Frank DuNN: Conversations at the junction of faith and politics

Were You There?

The crucifixion of Jesus is not a faroff past event. It is going on right before our eyes, in our midst.

Frank Dunn

4/17/20253 min read

Were You There?

Every year for the last 54 I have come through Holy Week wondering how to make sense of it all. This year is different. I’m in Holy Week. And, as one fellow priest once said, “Holy Week is hell.”

I don’t know what the priest meant. Perhaps he was only thinking of the stress priests experience trying to conduct a week full of services that might or might not be well attended, that might or might not stir people’s devotion and deepen their faith. Or perhaps on some level he was thinking theologically. Because Holy Week was hell for Jesus, not just because before it was over with he “descended into hell,” as the creeds put it. Holy Week was hell because of the sheer agony and suffering that the State inflicted on one human being: him.

If you’re like me, you see in the image of the suffering Messiah a human being going the entire distance possible between God and not-God, between the heart of life and the nothingness of death. Good Friday, like all of Holy Week, would not be anything remarkable were Jesus’ death to have been a quiet, peaceful death without agony, suffering, debasement, anguish, and unspeakable atrocities. Nor would it be anything to remember, let alone commemorate, if on any level his suffering was deserved.

Undeserved torture. That’s what I’m now seeing. And what you’re seeing, if your eyes and mind are open. And make no mistake. Though we might not be watching the event, torture is happening. Not only is it happening, it is increasing.

Jenifer Rubin[1] wrote today about Kilmar Abrego Garcia who has been kidnapped by federal authorities through an “administrative error,” and sent to a prison in El Salvador. The government contends, despite its claim that the deportation was erroneous, that it is powerless to return Kilmar; and its client, President Bukele of El Salvador, likewise claims he is powerless to release him. Meanwhile, a man who was legally in the United States with no record of criminal activity of any kind, no convictions, whom a federal immigration judge had determined should not be remitted to El Salvador because of imminent danger he would be in is held captive in a notorious prison as a political prisoner in that very country. And due process of law, which is the constitutional right of anyone living within the United States, whether a citizen thereof or not, has been abrogated.

Nor is this the only case in the news. According to Rep. Rebecca Balint (D-VT), “Mohsen Mahdawl, a legal resident of Vermont, walked into an immigration office in Colchester for what was supposed to be the final step in his citizenship process. Instead, he was arrested and removed in handcuffs by plainclothes, armed individuals with their faces covered.” [2]

These men are only two of a number who have been similarly abducted. The pattern is now visible.

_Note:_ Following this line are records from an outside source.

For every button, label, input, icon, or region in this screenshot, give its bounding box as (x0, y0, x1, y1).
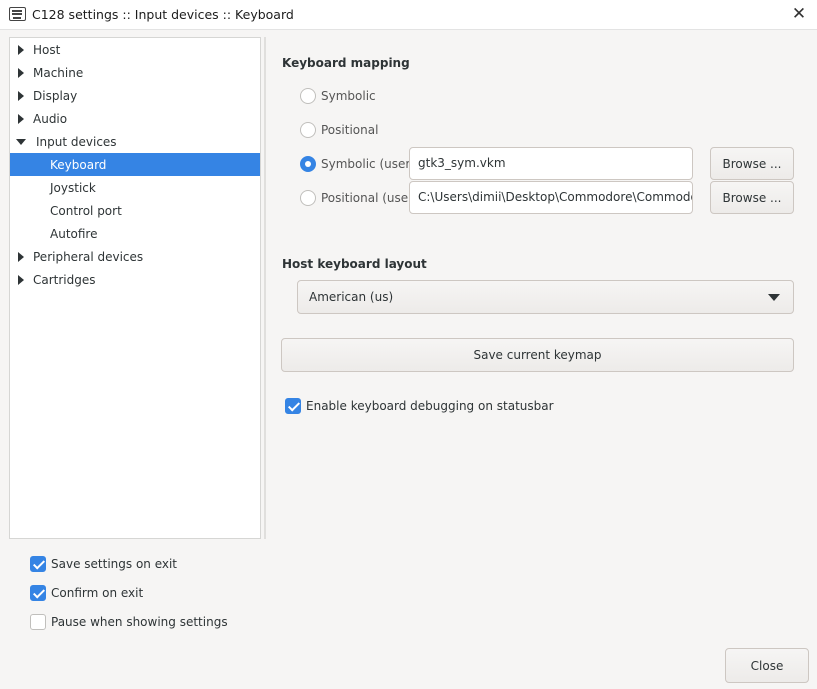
host-layout-selected: American (us) (309, 290, 394, 304)
tree-item-input-devices[interactable]: Input devices (10, 130, 260, 153)
tree-item-cartridges[interactable]: Cartridges (10, 268, 260, 291)
tree-item-joystick[interactable]: Joystick (10, 176, 260, 199)
checkbox[interactable] (285, 398, 301, 414)
radio-symbolic[interactable]: Symbolic (300, 88, 376, 104)
checkbox[interactable] (30, 614, 46, 630)
radio-positional-user[interactable]: Positional (user) (300, 190, 418, 206)
tree-item-peripheral-devices[interactable]: Peripheral devices (10, 245, 260, 268)
expander-icon[interactable] (18, 251, 24, 262)
title-bar: C128 settings :: Input devices :: Keyboa… (0, 0, 817, 30)
expander-icon[interactable] (18, 113, 24, 124)
browse-symbolic-button[interactable]: Browse ... (710, 147, 794, 180)
expander-icon[interactable] (18, 44, 24, 55)
positional-keymap-file-input[interactable]: C:\Users\dimii\Desktop\Commodore\Commodo… (409, 181, 693, 214)
keyboard-debug-checkbox[interactable]: Enable keyboard debugging on statusbar (285, 398, 554, 414)
tree-item-display[interactable]: Display (10, 84, 260, 107)
radio-button[interactable] (300, 88, 316, 104)
app-icon (9, 7, 26, 21)
keyboard-mapping-title: Keyboard mapping (282, 56, 410, 70)
save-keymap-button[interactable]: Save current keymap (281, 338, 794, 372)
expander-icon[interactable] (18, 90, 24, 101)
expander-icon[interactable] (18, 274, 24, 285)
browse-positional-button[interactable]: Browse ... (710, 181, 794, 214)
pane-separator[interactable] (264, 37, 266, 539)
confirm-on-exit-checkbox[interactable]: Confirm on exit (30, 585, 143, 601)
close-window-icon[interactable]: ✕ (789, 4, 809, 24)
expander-open-icon[interactable] (16, 138, 26, 145)
radio-positional[interactable]: Positional (300, 122, 378, 138)
settings-tree: Host Machine Display Audio Input devices… (9, 37, 261, 539)
checkbox[interactable] (30, 585, 46, 601)
close-button[interactable]: Close (725, 648, 809, 683)
tree-item-host[interactable]: Host (10, 38, 260, 61)
symbolic-keymap-file-input[interactable]: gtk3_sym.vkm (409, 147, 693, 180)
tree-item-control-port[interactable]: Control port (10, 199, 260, 222)
tree-item-autofire[interactable]: Autofire (10, 222, 260, 245)
window-title: C128 settings :: Input devices :: Keyboa… (32, 7, 294, 22)
host-layout-title: Host keyboard layout (282, 257, 427, 271)
host-layout-dropdown[interactable]: American (us) (297, 280, 794, 314)
checkbox[interactable] (30, 556, 46, 572)
expander-icon[interactable] (18, 67, 24, 78)
chevron-down-icon (768, 294, 780, 301)
radio-button[interactable] (300, 122, 316, 138)
save-on-exit-checkbox[interactable]: Save settings on exit (30, 556, 177, 572)
tree-item-audio[interactable]: Audio (10, 107, 260, 130)
radio-button[interactable] (300, 156, 316, 172)
tree-item-machine[interactable]: Machine (10, 61, 260, 84)
radio-button[interactable] (300, 190, 316, 206)
tree-item-keyboard[interactable]: Keyboard (10, 153, 260, 176)
pause-when-showing-checkbox[interactable]: Pause when showing settings (30, 614, 228, 630)
radio-symbolic-user[interactable]: Symbolic (user) (300, 156, 415, 172)
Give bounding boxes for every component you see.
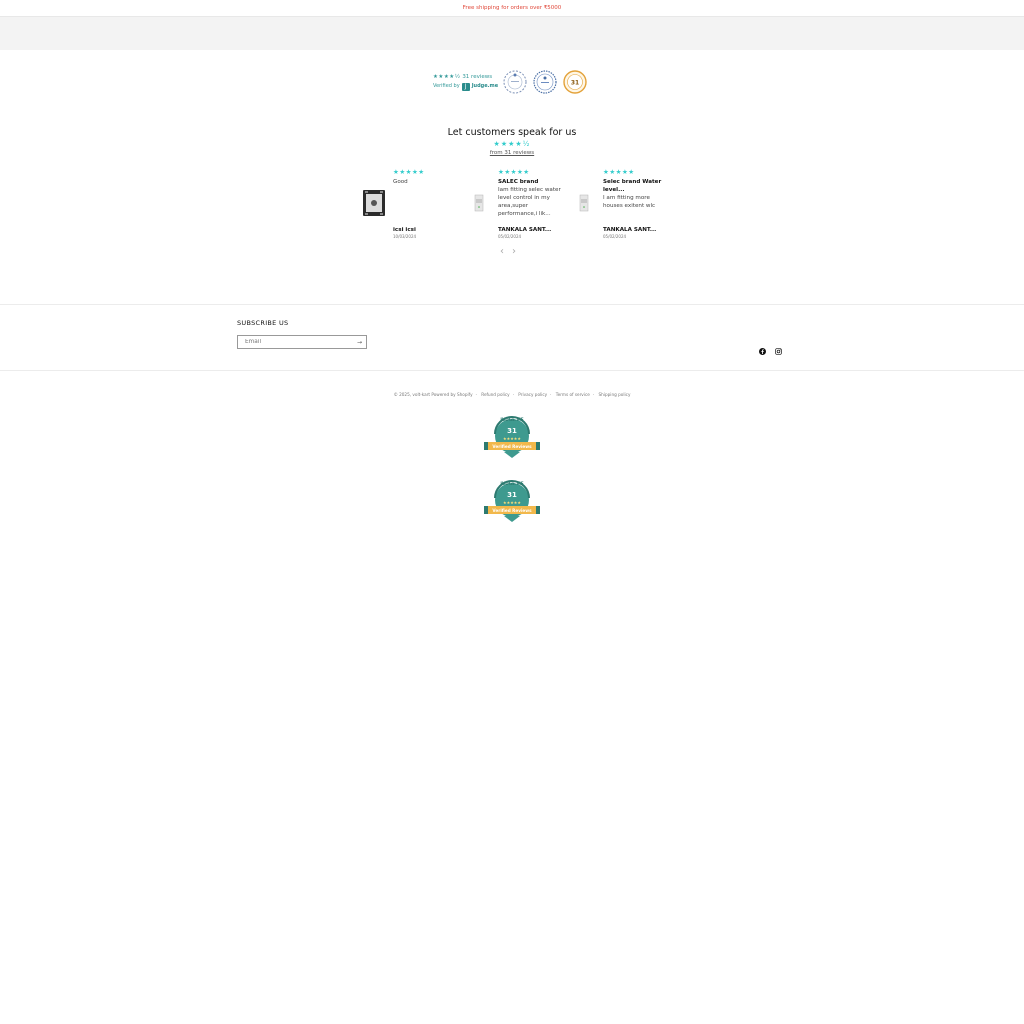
subscribe-title: SUBSCRIBE US <box>237 319 289 327</box>
carousel-rating-stars: ★★★★½ <box>493 140 531 148</box>
review-date: 05/02/2024 <box>603 234 627 239</box>
header-band <box>0 17 1024 50</box>
judgeme-label: Judge.me <box>471 83 499 89</box>
review-stars: ★★★★★ <box>393 168 425 176</box>
badge-stars: ★★★★★ <box>503 500 521 505</box>
review-title: Selec brand Water level... <box>603 179 662 193</box>
review-date: 10/03/2024 <box>393 234 417 239</box>
announcement-text: Free shipping for orders over ₹5000 <box>462 5 562 11</box>
badge-count: 31 <box>507 491 517 499</box>
terms-of-service-link[interactable]: Terms of service <box>556 392 590 397</box>
social-links <box>759 340 782 355</box>
copyright-text[interactable]: © 2025, volt-kart Powered by Shopify <box>394 392 473 397</box>
blue-medal-icon[interactable] <box>532 69 558 95</box>
reviewer-name: icsi icsi <box>393 227 416 233</box>
badge-top-text: JUDGE.ME <box>499 417 523 422</box>
footer-divider-2 <box>0 370 1024 371</box>
privacy-policy-link[interactable]: Privacy policy <box>518 392 547 397</box>
review-body: ★★★★★ SALEC brand Iam fitting selec wate… <box>498 168 564 218</box>
shipping-policy-link[interactable]: Shipping policy <box>599 392 631 397</box>
legal-links: © 2025, volt-kart Powered by Shopify · Re… <box>393 392 631 397</box>
review-body: ★★★★★ Selec brand Water level... I am fi… <box>603 168 669 210</box>
judgeme-logo-icon: J <box>461 82 470 91</box>
judgeme-verified-badge-2[interactable]: JUDGE.ME 31 ★★★★★ Verified Reviews <box>484 478 540 526</box>
reviewer-name: TANKALA SANT... <box>498 227 552 233</box>
facebook-icon[interactable] <box>759 340 766 355</box>
carousel-prev-icon[interactable]: ‹ <box>500 246 504 257</box>
badge-ribbon-text: Verified Reviews <box>492 508 532 513</box>
badge-count: 31 <box>507 427 517 435</box>
review-text: I am fitting more houses exitent wlc <box>603 195 656 209</box>
review-stars: ★★★★★ <box>498 168 530 176</box>
rating-stars: ★★★★½ <box>433 74 461 80</box>
silver-laurel-medal-icon[interactable] <box>502 69 528 95</box>
gold-medal-count: 31 <box>571 80 579 87</box>
carousel-arrows: ‹ › <box>500 246 516 257</box>
review-product-thumbnail[interactable] <box>466 188 492 218</box>
review-card[interactable]: ★★★★★ SALEC brand Iam fitting selec wate… <box>466 168 566 243</box>
reviews-badge-row[interactable]: ★★★★½ 31 reviews Verified by J Judge.me … <box>433 69 588 95</box>
review-product-thumbnail[interactable] <box>361 188 387 218</box>
submit-arrow-icon[interactable]: → <box>357 339 362 346</box>
badge-top-text: JUDGE.ME <box>499 481 523 486</box>
review-card[interactable]: ★★★★★ Good icsi icsi 10/03/2024 <box>361 168 461 243</box>
carousel-title: Let customers speak for us <box>447 127 577 138</box>
email-field[interactable] <box>245 339 345 345</box>
carousel-next-icon[interactable]: › <box>512 246 516 257</box>
instagram-icon[interactable] <box>775 340 782 355</box>
gold-medal-icon[interactable]: 31 <box>562 69 588 95</box>
verified-by-label: Verified by <box>433 83 460 89</box>
judgeme-verified-badge[interactable]: JUDGE.ME 31 ★★★★★ Verified Reviews <box>484 414 540 462</box>
reviewer-name: TANKALA SANT... <box>603 227 657 233</box>
refund-policy-link[interactable]: Refund policy <box>481 392 509 397</box>
review-stars: ★★★★★ <box>603 168 635 176</box>
reviews-count-link[interactable]: 31 reviews <box>462 74 492 80</box>
announcement-bar: Free shipping for orders over ₹5000 <box>0 0 1024 17</box>
review-text: Iam fitting selec water level control in… <box>498 187 561 217</box>
review-card[interactable]: ★★★★★ Selec brand Water level... I am fi… <box>571 168 671 243</box>
footer-divider <box>0 304 1024 305</box>
email-field-wrapper[interactable]: → <box>237 335 367 349</box>
review-body: ★★★★★ Good <box>393 168 459 186</box>
review-product-thumbnail[interactable] <box>571 188 597 218</box>
review-date: 05/02/2024 <box>498 234 522 239</box>
badge-ribbon-text: Verified Reviews <box>492 444 532 449</box>
review-title: SALEC brand <box>498 179 539 185</box>
verified-by: Verified by J Judge.me <box>433 82 498 91</box>
review-text: Good <box>393 179 408 185</box>
badge-stars: ★★★★★ <box>503 436 521 441</box>
carousel-from-link[interactable]: from 31 reviews <box>0 150 1024 156</box>
reviews-summary[interactable]: ★★★★½ 31 reviews Verified by J Judge.me <box>433 73 498 91</box>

For ages, a strand of Christian piety has seen the crucifixion of Jesus as having been occasioned by the personal sins of his followers (and the sins perhaps of those who don’t identify with Jesus at all). That sentiment is expressed in the words of some hymns such as "Who was the guilty? Who brought this upon thee? Alas my treason, Jesus, hath undone thee. I it was denied thee, I crucified thee."

Whatever else might be said about that personalization of the crucifixion, it is a way of connecting the event with the present life of the worshiper. It’s not so different to see people like Kilmar Abrego Garcia and Mohsen Mahdawl as current victims of the same kind of inhumane treatment meted out by the state. Neither of these men has been charged with crimes. But that’s how authoritarian regimes operate. The Roman authorities who acceded to the demands of the alliance of religious leadership and economic interests in putting Jesus to death were an authoritarian example. Now the United States, like Hungary, Turkey, Russia and other countries, is an example.

“Were you there when they crucified my Lord?“ Words of a Negro Spiritual that will be sung in many places on Good Friday, that question haunts many a worshiper imagining that the import of the question is to invite imagining what it was like to watch Jesus suffer and die. But the real imaginative act is to see how the passion— the suffering—of Christ is co-terminus with the suffering of those who are persecuted, belittled, denigrated, marginalized, brutalized, and shamed.

Were you there? I am there, and there is here. We are living through Holy Week, know it or not.

And living through it is living through hell.

If things don’t change, we’ll all be tasting hell soon enough.

[1] Jenifer Rubin, “Free Kilmar,” The Contrarian, online on Substack (https://substack.com), April 16, 2025.

[2] Rebecca Balint in a Resistbot Letter, April 16, 2025.